Question

A particle executing simple harmonic motion with amplitude A has the same potential and kinetic energies at the displacement

• A. \(2\sqrt{A}\)
• B. \(\frac{A}{2}\)
• C. \(\frac{A}{\sqrt{2}}\)
• D. \(A\sqrt{2}\)

Answer 1

The Correct Option is C

To solve this problem, we need to understand the conditions under which the potential energy (PE) and kinetic energy (KE) of a particle in simple harmonic motion (SHM) are equal. Simple Harmonic Motion is described by the equation:

• \(x(t) = A \cos(\omega t + \phi)\), where \(A\) is the amplitude. 

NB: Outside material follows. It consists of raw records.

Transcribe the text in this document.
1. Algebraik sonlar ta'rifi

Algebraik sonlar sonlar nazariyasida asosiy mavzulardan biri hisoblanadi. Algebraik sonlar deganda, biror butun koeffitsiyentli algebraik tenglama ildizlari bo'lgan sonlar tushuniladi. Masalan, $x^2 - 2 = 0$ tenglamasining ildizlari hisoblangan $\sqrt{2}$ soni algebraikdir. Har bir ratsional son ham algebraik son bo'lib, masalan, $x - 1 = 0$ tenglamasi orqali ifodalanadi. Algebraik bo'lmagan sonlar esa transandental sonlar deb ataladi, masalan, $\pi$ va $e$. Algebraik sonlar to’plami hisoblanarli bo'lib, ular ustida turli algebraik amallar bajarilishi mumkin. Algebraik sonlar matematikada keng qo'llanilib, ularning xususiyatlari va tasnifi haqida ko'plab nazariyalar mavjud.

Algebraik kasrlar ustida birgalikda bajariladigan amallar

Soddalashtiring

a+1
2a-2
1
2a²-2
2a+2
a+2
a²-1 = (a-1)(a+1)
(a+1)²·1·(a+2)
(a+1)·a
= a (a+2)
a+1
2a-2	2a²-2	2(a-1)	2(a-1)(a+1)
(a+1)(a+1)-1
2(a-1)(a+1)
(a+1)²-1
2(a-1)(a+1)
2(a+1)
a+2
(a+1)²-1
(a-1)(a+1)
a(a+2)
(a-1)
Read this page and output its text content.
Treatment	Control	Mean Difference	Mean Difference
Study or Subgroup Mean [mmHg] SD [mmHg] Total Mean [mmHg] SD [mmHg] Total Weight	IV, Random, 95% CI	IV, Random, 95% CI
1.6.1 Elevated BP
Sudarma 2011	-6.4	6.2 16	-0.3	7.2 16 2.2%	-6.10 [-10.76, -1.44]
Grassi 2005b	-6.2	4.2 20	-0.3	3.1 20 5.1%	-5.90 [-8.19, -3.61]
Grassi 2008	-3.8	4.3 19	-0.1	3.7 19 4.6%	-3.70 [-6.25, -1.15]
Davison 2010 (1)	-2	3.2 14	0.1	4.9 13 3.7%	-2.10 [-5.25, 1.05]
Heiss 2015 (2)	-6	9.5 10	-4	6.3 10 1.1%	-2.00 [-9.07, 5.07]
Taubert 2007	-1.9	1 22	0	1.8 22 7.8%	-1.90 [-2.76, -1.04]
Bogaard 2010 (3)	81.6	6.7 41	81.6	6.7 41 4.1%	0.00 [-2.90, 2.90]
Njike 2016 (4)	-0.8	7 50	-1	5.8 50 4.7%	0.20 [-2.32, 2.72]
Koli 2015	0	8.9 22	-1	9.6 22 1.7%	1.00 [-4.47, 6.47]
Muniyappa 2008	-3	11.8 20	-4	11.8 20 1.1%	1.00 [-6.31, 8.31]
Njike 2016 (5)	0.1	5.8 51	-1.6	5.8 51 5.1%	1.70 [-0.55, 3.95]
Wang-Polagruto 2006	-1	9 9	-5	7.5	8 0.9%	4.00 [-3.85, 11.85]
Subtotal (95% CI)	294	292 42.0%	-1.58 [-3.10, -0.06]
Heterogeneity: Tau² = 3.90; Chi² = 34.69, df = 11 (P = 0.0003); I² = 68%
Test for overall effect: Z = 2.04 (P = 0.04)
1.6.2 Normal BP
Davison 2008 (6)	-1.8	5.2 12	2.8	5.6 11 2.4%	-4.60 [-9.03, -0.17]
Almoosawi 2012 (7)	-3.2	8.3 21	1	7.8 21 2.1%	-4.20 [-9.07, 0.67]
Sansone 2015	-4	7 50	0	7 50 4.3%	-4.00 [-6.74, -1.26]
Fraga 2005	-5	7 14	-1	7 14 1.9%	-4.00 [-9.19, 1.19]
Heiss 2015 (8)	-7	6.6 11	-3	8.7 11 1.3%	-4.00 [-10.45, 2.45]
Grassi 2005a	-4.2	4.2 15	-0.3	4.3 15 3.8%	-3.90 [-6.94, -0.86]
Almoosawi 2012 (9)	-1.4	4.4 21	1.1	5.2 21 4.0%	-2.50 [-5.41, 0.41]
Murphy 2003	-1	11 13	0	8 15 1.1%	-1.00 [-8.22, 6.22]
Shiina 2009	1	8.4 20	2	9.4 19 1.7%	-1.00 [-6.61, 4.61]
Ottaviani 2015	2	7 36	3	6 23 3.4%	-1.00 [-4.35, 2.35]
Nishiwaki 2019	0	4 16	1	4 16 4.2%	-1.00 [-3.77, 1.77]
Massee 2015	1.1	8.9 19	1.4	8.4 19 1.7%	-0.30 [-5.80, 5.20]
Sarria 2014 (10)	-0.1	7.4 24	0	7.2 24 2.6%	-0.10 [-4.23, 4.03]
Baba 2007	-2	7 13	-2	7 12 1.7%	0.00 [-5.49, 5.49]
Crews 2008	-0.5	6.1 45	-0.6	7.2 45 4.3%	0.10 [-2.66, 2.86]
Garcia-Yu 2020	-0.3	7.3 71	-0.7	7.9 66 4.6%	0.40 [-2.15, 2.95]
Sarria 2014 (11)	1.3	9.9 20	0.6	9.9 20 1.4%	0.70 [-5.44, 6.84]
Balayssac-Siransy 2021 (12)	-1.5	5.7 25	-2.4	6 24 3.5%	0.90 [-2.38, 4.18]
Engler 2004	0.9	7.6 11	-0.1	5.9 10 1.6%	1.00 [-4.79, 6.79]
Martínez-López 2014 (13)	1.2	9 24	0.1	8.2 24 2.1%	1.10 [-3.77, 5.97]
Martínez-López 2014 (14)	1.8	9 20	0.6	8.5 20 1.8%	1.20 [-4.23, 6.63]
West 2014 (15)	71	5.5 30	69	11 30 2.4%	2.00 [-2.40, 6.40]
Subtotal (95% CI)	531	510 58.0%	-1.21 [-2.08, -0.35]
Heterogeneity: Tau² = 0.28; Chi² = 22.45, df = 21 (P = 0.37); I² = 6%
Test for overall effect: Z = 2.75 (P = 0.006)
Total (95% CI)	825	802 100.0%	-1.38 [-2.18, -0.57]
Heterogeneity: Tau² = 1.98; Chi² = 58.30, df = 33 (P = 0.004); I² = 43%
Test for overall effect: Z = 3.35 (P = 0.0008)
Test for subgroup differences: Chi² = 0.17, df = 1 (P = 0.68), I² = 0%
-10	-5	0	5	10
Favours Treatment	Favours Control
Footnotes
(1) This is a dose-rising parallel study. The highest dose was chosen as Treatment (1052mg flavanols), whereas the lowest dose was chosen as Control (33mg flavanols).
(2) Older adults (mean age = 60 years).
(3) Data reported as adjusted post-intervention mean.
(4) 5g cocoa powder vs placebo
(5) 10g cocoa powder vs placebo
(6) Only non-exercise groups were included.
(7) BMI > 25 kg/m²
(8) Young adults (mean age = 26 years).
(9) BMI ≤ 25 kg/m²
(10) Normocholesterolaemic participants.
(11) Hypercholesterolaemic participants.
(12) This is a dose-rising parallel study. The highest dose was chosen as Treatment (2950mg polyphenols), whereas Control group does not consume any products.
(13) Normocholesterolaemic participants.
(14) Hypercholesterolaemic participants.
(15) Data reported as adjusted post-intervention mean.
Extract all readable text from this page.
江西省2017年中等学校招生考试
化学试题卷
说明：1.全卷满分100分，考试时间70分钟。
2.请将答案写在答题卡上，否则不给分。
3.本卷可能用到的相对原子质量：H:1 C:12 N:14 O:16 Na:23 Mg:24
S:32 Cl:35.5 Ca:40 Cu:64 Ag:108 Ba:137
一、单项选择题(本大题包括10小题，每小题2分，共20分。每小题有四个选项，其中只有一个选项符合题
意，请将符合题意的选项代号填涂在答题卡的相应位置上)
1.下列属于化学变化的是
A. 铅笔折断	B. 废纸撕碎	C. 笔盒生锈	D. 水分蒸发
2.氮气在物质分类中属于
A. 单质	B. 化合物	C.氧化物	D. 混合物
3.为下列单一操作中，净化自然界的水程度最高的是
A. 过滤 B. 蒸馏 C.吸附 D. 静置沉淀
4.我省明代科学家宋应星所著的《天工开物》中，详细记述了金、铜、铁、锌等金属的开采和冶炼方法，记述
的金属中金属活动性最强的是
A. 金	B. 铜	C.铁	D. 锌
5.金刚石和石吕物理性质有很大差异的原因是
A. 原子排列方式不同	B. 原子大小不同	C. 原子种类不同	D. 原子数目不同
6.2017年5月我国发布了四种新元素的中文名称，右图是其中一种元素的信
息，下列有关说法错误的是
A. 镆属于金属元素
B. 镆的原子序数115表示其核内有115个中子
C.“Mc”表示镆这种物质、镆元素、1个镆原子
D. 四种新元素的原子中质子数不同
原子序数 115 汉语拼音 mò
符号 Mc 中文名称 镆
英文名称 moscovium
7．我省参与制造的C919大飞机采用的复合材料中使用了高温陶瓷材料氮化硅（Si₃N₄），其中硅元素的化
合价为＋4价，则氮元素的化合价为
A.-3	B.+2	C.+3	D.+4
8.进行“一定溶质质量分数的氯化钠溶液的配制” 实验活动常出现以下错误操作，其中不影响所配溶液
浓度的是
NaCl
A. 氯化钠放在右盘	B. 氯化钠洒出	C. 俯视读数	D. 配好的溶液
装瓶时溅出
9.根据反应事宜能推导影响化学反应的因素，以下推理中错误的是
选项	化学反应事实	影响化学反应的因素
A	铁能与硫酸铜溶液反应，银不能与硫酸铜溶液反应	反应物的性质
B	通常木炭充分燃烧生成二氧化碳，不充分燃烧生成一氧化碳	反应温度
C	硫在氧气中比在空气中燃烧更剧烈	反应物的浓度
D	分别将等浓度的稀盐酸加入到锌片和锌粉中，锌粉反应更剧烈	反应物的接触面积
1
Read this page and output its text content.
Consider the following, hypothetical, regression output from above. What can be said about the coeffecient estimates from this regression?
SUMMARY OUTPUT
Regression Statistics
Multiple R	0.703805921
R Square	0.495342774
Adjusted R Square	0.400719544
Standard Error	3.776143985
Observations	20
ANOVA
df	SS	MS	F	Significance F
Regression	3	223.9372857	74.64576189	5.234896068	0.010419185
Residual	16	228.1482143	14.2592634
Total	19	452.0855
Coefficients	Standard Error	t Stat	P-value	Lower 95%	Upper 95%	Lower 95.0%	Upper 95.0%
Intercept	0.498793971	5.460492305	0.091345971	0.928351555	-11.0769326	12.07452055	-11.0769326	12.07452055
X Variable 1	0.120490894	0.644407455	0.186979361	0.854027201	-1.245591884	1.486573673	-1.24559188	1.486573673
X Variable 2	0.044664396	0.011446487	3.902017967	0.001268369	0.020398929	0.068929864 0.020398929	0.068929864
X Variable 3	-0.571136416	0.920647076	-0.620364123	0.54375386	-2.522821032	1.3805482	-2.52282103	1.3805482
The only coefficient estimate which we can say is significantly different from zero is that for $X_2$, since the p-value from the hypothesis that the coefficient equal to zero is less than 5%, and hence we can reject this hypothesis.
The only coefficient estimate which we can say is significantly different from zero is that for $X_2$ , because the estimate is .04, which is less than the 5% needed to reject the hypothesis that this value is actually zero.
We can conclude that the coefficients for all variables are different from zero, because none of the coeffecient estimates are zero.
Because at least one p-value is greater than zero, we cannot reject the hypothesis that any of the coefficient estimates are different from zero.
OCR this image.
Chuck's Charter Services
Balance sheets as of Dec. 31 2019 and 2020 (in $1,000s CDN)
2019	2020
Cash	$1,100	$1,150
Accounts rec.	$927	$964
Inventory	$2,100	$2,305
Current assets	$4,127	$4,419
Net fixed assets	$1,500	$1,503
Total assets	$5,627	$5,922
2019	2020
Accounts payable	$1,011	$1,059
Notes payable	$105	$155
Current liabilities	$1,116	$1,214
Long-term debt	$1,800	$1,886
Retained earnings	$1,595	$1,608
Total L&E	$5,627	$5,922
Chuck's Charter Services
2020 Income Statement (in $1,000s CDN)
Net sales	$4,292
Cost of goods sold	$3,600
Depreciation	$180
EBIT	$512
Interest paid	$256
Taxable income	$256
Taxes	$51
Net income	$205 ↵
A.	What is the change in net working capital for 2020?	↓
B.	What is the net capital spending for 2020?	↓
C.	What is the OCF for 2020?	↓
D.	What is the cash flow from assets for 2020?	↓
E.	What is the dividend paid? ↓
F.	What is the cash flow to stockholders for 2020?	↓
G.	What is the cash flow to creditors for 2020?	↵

In SHM, the total mechanical energy \(E\) is constant and given by:

• \(E = \text{KE} + \text{PE}\).

The potential energy in SHM is given by:

• \(\text{PE} = \frac{1}{2} k x^2\), where \(k\) is the spring constant, and \(x\) is the displacement from the mean position.

The kinetic energy is given by:

• \(\text{KE} = \frac{1}{2} m \omega^2 (A^2 - x^2)\), where \(m\) is the mass of the particle, and \(\omega\) is the angular frequency.

At the displacement where potential and kinetic energy are equal, we have:

• \(\text{PE} = \text{KE}\)
• This implies: \(\frac{1}{2} k x^2 = \frac{1}{2} m \omega^2 (A^2 - x^2)\)

Since \(\omega^2 = \frac{k}{m}\), substitute this and simplify:

• \(k x^2 = k (A^2 - x^2)\)
• This simplifies to: \(2 x^2 = A^2\)
• Therefore, \(x^2 = \frac{A^2}{2}\)
• Thus, \(x = \frac{A}{\sqrt{2}}\)

Thus, the displacement at which potential and kinetic energies are equal is \(\frac{A}{\sqrt{2}}\).

Therefore, the correct option is \(\frac{A}{\sqrt{2}}\).